On Moral Monday, teaching with numbers

July 30, 2013 

Some walked behind a banner that said “Raging Grannies.” Others carried signs proudly proclaiming themselves to be teachers, and still others, of all ages, both sexes, many backgrounds, a broad range of positions in life, marched in red t-shirts to be seen and heard as supporters of public education. It was an inspiring sight to see these thousands marching in downtown Raleigh at the close of the business day Monday to make it clear that the attack on teachers undertaken by Republican legislative leaders is deeply opposed by many North Carolinians.

Meanwhile, the GOP lawmakers who in this session cut teachers’ assistants, sliced public education in general, took away the extra pay teachers receive for advanced degrees and generally used public education as a punching bag, were home. Doubtless, if they paid any attention at all, they were telling themselves and others what they’ve said all along in defense of their miserable turn at leadership: We were elected to do this. Who cares what the protesters think?

But it attacking public school teachers, they have made a serious political, and moral, error. For almost every North Carolinian has a teacher’s tale. About the teacher who taught him or her to read, or did that for a child. About the teacher who stayed late and arrived early to give kids in need the extra attention they craved. About the teacher who spent 10 or 15 percent of an already low salary to brighten a classroom. About the teacher who showed the shy kid in the back of the class the light of learning and changed his life.

Narrow appeal

Yes, in their naysaying and their criticisms of public education, some Republican lawmakers may have appealed to the worst instincts of their constituents, angry constituents looking to vent their anger at government, or at President Obama, somewhere.
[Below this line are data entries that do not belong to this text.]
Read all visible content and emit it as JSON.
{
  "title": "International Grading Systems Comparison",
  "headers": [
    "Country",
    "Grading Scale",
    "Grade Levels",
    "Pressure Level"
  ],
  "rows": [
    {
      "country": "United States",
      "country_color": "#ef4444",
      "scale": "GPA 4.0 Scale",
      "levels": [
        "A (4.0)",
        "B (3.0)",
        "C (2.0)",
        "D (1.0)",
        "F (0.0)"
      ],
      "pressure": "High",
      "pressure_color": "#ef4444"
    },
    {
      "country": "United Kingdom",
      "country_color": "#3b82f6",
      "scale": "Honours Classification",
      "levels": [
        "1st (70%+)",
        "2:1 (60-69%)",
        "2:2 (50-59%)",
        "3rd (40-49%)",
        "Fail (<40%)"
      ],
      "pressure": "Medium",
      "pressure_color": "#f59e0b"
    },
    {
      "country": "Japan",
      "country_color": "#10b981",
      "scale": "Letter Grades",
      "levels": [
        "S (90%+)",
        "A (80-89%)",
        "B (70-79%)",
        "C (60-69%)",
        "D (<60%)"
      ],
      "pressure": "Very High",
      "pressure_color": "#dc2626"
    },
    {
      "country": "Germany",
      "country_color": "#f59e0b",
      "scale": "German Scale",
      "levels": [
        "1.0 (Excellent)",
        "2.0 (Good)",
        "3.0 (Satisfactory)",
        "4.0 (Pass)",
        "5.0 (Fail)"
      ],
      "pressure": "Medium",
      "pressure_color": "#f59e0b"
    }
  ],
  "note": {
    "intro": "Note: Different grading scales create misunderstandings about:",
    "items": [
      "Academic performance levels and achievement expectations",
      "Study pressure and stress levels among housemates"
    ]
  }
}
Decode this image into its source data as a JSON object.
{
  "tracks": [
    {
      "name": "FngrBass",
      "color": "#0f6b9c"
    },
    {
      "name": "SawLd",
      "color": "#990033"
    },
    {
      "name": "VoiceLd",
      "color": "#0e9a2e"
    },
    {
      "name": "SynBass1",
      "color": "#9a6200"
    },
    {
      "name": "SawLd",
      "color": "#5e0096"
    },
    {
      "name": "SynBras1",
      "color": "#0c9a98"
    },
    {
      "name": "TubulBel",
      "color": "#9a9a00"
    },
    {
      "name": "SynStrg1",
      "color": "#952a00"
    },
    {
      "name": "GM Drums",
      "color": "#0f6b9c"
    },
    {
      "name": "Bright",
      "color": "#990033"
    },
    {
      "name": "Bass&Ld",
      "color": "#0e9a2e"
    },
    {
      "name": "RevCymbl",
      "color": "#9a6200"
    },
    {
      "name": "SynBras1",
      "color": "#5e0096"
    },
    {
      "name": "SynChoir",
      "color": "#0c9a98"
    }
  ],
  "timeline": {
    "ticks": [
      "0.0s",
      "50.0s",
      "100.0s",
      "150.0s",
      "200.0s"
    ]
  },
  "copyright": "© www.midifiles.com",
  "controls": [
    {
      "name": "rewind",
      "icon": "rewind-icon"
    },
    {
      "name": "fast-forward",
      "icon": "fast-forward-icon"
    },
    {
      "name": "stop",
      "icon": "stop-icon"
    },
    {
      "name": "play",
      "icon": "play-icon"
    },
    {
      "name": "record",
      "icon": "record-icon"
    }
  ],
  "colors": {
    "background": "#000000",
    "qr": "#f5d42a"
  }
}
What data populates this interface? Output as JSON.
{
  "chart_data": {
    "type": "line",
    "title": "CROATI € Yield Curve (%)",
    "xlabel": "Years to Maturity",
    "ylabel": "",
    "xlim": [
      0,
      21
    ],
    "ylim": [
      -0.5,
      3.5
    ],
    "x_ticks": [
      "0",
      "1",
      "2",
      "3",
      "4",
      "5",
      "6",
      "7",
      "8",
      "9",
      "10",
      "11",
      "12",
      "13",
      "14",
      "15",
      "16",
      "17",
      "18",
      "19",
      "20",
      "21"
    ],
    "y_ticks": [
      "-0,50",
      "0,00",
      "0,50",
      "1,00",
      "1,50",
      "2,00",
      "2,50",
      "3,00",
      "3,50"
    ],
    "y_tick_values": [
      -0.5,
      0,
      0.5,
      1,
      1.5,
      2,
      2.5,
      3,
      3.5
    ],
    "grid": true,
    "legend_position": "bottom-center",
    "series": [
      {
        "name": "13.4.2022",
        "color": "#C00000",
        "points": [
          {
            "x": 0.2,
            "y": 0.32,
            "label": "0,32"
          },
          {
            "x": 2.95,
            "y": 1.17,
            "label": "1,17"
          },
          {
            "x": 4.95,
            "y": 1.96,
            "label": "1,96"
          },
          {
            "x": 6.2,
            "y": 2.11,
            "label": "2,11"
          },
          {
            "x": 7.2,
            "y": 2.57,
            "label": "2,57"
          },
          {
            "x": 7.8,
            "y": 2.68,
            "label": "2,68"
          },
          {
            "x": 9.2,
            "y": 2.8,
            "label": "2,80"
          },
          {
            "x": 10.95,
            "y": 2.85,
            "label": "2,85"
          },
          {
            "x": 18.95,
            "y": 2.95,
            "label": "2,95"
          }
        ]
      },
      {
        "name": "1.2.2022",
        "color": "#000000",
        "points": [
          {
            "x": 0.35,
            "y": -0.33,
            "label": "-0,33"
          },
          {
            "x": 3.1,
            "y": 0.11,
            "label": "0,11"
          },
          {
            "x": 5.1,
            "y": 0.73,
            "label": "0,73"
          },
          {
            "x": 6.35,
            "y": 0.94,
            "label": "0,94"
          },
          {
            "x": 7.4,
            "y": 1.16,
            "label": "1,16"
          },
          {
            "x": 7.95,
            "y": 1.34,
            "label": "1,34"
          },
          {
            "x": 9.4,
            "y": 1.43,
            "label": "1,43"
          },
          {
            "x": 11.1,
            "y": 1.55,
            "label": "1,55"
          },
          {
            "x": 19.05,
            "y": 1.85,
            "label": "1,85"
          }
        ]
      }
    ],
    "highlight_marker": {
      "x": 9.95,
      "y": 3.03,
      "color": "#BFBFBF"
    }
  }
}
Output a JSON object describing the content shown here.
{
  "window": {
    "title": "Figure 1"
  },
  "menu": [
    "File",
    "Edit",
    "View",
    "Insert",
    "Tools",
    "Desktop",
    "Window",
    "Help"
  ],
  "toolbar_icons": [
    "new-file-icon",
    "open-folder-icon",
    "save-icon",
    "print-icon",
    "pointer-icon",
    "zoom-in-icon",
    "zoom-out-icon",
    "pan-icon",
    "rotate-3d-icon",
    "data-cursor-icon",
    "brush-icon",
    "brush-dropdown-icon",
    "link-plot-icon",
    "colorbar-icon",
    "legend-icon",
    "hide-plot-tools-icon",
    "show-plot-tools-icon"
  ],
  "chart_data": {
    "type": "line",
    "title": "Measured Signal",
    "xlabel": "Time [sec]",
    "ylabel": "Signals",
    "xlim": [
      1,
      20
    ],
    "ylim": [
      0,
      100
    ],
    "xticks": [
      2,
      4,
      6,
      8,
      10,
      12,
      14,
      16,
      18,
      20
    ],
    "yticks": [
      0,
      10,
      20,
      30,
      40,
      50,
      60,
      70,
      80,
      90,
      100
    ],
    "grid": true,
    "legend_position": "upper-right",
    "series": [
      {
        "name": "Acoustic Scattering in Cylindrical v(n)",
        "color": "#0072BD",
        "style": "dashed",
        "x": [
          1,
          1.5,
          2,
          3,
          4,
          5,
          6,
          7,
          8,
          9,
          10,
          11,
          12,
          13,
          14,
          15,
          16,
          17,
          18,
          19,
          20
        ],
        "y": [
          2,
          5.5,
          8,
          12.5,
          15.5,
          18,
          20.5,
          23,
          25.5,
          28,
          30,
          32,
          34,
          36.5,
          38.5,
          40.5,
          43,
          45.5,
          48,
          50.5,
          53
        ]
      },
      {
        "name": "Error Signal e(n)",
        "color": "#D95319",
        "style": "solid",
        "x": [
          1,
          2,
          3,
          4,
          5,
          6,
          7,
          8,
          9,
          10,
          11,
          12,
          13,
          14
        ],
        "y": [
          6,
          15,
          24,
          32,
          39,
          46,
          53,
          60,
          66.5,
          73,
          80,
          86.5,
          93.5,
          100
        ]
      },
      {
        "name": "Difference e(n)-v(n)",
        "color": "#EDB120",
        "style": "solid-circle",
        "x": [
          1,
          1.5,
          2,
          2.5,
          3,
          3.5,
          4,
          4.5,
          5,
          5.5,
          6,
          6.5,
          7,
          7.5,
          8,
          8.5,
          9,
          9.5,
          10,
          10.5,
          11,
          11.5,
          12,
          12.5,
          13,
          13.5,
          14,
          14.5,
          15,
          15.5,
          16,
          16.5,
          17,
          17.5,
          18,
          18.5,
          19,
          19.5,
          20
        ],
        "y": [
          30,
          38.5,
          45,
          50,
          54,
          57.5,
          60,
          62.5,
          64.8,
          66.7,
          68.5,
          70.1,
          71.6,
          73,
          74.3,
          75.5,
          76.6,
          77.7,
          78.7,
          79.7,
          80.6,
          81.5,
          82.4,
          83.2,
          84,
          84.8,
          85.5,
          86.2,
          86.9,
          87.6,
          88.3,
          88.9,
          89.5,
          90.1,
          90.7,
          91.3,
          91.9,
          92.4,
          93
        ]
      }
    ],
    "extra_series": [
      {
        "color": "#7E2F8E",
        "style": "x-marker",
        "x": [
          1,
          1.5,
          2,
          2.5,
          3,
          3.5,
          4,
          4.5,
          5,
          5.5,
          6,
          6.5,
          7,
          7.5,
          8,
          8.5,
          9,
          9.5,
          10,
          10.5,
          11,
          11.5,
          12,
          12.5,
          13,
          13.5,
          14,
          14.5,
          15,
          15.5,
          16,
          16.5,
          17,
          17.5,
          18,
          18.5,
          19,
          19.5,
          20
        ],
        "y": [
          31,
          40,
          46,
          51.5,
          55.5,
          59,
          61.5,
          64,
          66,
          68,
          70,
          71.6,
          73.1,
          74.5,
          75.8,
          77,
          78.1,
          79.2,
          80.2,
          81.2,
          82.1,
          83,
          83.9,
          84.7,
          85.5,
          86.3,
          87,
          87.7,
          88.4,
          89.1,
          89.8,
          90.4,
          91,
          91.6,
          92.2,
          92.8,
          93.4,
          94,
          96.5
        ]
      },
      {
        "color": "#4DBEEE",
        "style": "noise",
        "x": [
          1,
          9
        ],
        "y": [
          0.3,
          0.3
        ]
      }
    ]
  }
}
But that appeal is narrow compared to the admiration and appreciation most people, the vast majority of them, have for teachers. They recognize that teachers are overworked and underpaid (with North Carolina making a fast track to the bottom in the nation in school expenditures) and that most of them are in the profession out of a sincere desire to help young people.

For the GOP leadership on Jones Street, however, they’re just a convenient target. Knowing that teachers disagreed with the cuts to public education, and with many saying so, those leaders, House Speaker Thom Tillis and Sen. Phil Berger, president pro-tem of his chamber, decided to make them pay.

So there go some teaching assistants, there goes tenure (and a modest tenure it was), there goes the extra dollars for those who work to get master’s degrees.

Message ignored?

Monday, thousands of people, teachers and students and church groups and Moral Monday regulars, marked in downtown to let it be known that Tillis and Berger are wrong, and one sign, “We’ll Remember in November (2014),” made it clear that voters will eventually show Republicans that their view is far from unanimous.

The crowd size was modestly estimated at least 2,500 by Capitol police (doubtless a little worried about offending the Republican leaders) and at 10,000 by others. From the looks of the crowd, the higher number seems more accurate.

They had come by bus, many of them, from all over North Carolina. And if their message was ignored by lawmakers, it was also ignored by Gov. Pat McCrory. His campaign rhetoric about education became a mockery as he passively watched legislators attack public schools. For his lack of leadership is as responsible for the downturn in the state’s support for education and the ensuing national embarrassment that has resulted as the wrongheaded ideas coming from Jones Street.

Rage on, grannies. Goodness knows there’s ample reason for it.